Domestic Abuse 101 - Snake in the Ranks
Just when you thought you had escaped control and interference. Think again
You get to a point in your journey where you’ve met someone new, you’re trudging through the mess that is your own head, making sense of the world around you and then it hits you.
The person you fled from rears his head AGAIN
in an effort to control finances, emotions and life choices and dropping the bombshell that he knew you had met someone new.
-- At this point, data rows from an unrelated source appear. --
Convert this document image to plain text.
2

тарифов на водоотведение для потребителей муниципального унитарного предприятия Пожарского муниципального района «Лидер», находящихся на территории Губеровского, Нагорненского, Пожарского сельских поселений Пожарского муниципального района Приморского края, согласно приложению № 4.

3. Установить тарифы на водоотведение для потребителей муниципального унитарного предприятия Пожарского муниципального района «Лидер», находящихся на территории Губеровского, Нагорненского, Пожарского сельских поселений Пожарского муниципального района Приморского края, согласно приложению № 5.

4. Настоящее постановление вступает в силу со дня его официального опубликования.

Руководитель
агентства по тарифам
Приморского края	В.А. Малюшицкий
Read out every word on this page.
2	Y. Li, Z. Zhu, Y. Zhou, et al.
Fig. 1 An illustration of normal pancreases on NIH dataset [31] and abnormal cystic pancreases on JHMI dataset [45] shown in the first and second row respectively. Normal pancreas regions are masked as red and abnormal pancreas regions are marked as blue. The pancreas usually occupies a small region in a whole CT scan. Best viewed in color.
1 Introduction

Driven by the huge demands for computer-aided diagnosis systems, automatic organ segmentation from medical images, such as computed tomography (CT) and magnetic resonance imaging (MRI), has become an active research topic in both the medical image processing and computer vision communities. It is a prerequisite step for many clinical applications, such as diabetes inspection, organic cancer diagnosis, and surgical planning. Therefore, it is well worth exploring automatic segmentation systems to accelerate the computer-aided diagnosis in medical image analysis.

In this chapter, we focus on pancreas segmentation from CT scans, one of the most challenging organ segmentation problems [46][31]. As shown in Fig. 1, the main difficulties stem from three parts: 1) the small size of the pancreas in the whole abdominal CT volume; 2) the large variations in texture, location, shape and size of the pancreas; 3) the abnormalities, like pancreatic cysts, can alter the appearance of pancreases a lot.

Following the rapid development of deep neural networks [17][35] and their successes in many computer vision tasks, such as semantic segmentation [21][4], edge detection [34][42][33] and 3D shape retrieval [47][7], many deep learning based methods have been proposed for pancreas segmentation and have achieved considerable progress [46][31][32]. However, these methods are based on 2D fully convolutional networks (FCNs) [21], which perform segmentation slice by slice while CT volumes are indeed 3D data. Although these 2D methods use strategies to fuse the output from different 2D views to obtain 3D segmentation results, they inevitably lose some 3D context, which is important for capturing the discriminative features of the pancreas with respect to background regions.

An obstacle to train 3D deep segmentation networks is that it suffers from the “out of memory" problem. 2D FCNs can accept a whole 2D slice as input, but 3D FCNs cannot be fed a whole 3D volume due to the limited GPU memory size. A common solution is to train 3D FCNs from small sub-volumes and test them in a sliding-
Just when you thought it had ended. Think again
This is exactly what happened to me.
There was only one way this could have happened to me. I have kept an extremely low profile on social media on purpose, even using my maiden name before divorce proceedings are done. None of this “Facebook official” bullshit. Only introducing the new person in my life to the people that I trust the most. Only even so much as mentioning him to people that I think have the ability to keep their mouths shut, seeing as they know how fragile things are at the moment. I’ve learned something very upsetting on my survival journey so far: trust nobody. Not 100% at least. Be sure to hold back, otherwise will something, or someone will come back to get you.
I got a message out the blue only last week, from the ex-husband, saying I need to sort out our finances.
Fucking cheek really seeing as everything is in his name (his choice not mine) and the people who need to be spoken to won’t even so much as say hello to me. So I snapped back by swiftly telling him to go forth and multiply. That in itself felt good, purely because I had the power to do it now, after all this time. He went on to say “have a nice life with Brian” – mentioning the guy by name! I was terrified. How did he know? Who had told him? How long had he known for?
After I’d managed to calm down the next morning, I made a few phone calls to my nearest and dearest. My family gave me the usual pep talk saying “you’re your father’s daughter, you can do anything”. I proceeded to call my closest friends who all pleaded ignorance. They all seemed as shocked as I did. I didn’t know what to believe.
Someone had betrayed my trust.
After everything I’ve been through and all the support that people have given for someone to do that. That is the epitome of having a snake in the ranks. That was the term that my Aunt used for it and it feels oh so appropriate. I managed to establish a pathway as to how I think my ex-husband found out, yet I haven’t explored it yet. It’s a case of plucking up the balls.
In summary – be careful who you tell things after you flee.
The world is far smaller than you think. Information you want kept private isn’t kept private for long. Someone you feel you can trust may have a burning desire to tell someone else, and so on. Then, it’s a simple case of watching the dominoes fall. Keep things to yourself. Not the really important things, or the things that are causing you real emotional torment. However, something that gives you joy or true happiness. Don’t share it with too many. I say this as someone will make a valiant attempt to take it away. Once you’ve started to recover, people start to show their true colours. That can put you into a whole new wave of depression.
Do things that make you happy.
Do them for you and you alone.
Don’t let anyone ruin the joy you find during your hour of need.